Why is dictionary.keys() a list and not a set?

Christoph Zwerschke cito at online.de
Sat Nov 26 05:49:50 EST 2005


Mike Meyer wrote:

 > I think you're trying to tweak the wrong definition. Types are
 > immutable if their instances are immutable.

I'm not trying to tweak it, but to gain more clarity about what is 
actually meant when you talk about "mutable" types and objects and 
whether it suffices to use these terms as long as you speak about 
built-in datatypes.

Tuples have been considered an immutable type since generations, becaue 
the elements of a tuple cannot be changed (i.e. the elements themselves, 
not their values). Likewise, they should be considered a hashable type 
because they have a proper hash function that can be used if all 
elements are hashable. Still, you can create instances of this 
immutable/hashable data type which are mutable/not hashable. So in the 
docs it will be important to be clear and emphasize that the *objects* 
have to be immutable/hashable, not only their types.

 > So whether or not a tuple containing a mutable object is
 > immutable depends on whether you define a immutable as "the object
 > can't change" or "the objects value can't change".

Right - if you have an actual tuple instance like (a,) and a is a list, 
you can argue whether it should be considered mutable or not. But you 
cannot argue whether it is hashable or not. It's simply not hashable. In 
so far, speaking about whether an object is hashable is more precise 
(well-defined) than asking whether it is mutable, you're right.

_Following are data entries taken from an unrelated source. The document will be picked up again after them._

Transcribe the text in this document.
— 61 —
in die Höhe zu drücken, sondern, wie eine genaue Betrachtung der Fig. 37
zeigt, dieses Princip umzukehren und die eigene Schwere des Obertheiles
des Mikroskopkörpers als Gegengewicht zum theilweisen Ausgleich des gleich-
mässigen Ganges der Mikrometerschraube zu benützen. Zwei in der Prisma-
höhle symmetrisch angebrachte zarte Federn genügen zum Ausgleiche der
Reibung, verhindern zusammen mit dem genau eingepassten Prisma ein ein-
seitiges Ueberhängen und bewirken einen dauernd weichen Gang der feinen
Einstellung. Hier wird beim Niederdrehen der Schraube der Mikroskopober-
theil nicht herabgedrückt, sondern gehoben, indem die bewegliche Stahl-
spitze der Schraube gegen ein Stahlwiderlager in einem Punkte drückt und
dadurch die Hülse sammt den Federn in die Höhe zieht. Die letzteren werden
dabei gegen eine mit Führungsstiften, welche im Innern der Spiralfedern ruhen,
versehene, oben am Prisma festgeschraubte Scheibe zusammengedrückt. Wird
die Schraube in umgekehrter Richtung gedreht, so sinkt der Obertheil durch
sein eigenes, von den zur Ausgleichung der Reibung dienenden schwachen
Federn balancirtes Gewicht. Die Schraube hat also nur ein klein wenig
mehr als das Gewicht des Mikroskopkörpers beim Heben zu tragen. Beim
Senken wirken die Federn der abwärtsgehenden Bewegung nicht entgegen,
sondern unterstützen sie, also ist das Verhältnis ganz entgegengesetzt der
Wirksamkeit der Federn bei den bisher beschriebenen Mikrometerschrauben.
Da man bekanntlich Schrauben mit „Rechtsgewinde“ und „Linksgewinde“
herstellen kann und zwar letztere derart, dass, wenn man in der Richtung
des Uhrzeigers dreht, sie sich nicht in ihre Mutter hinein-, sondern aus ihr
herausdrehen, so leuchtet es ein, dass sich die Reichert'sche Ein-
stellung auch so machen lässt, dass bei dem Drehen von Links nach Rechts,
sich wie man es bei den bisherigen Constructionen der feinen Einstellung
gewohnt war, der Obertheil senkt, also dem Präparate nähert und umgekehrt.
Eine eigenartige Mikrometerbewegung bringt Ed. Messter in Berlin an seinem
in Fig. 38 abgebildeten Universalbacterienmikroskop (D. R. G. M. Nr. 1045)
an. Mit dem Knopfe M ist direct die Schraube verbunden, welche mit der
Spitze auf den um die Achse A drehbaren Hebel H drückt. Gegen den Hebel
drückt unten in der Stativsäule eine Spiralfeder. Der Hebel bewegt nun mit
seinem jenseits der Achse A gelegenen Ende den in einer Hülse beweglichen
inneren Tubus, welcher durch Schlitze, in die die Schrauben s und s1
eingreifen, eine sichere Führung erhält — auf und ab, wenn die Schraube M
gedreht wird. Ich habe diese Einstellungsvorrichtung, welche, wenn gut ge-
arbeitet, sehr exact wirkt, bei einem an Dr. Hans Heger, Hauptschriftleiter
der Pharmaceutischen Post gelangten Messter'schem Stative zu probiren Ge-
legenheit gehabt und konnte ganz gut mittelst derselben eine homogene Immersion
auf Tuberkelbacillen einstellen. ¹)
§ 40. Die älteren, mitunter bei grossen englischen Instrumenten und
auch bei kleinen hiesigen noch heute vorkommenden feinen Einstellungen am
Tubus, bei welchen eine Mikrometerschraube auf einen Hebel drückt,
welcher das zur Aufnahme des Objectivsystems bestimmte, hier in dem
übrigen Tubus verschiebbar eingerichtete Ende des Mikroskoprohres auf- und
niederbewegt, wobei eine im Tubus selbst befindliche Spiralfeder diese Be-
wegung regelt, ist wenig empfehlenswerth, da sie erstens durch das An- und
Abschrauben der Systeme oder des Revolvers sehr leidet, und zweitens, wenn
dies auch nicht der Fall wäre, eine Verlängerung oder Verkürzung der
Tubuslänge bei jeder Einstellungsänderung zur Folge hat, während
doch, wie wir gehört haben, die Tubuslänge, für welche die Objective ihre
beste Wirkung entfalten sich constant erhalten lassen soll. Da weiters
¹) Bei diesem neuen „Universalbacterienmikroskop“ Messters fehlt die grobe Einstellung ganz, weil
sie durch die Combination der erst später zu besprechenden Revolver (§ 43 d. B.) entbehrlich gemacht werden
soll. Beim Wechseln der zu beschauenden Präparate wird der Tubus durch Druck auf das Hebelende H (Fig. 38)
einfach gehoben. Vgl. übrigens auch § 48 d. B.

 > Do you think it's really necessary to specify "has a __hash__ method
 > that returns a value", as opposed to just "has a __hash__ method"?

I think it is necessary to require that it has a "proper" __hash__ 
function. As far as I understand you can always add a __hash__ method. 
Not only invalid __hash__ methods like in this case:

class mylist0(list):
     def __hash__(self): return None

But you can also easily add valid __hash__ methods:

class mylist1(list):
     def __hash__(self): return 0815

class mylist2(list):
     def __hash__(self): return id(self)

In the case of mylist1, everything is ok including semantics, but 
performance suffers dramatically. In mylist2, performance is great, but 
semantics suffers greatly.

Which of these user-defined types would you call "hashable"? Technically 
speaking, both probably are, so you can indeed use list objects of both 
types as keys of a dictionary - but I think there should be a hint in 
the docs that you need to have a "proper" hash function if you want your 
dictionary to be performant and show the usually expected behavior.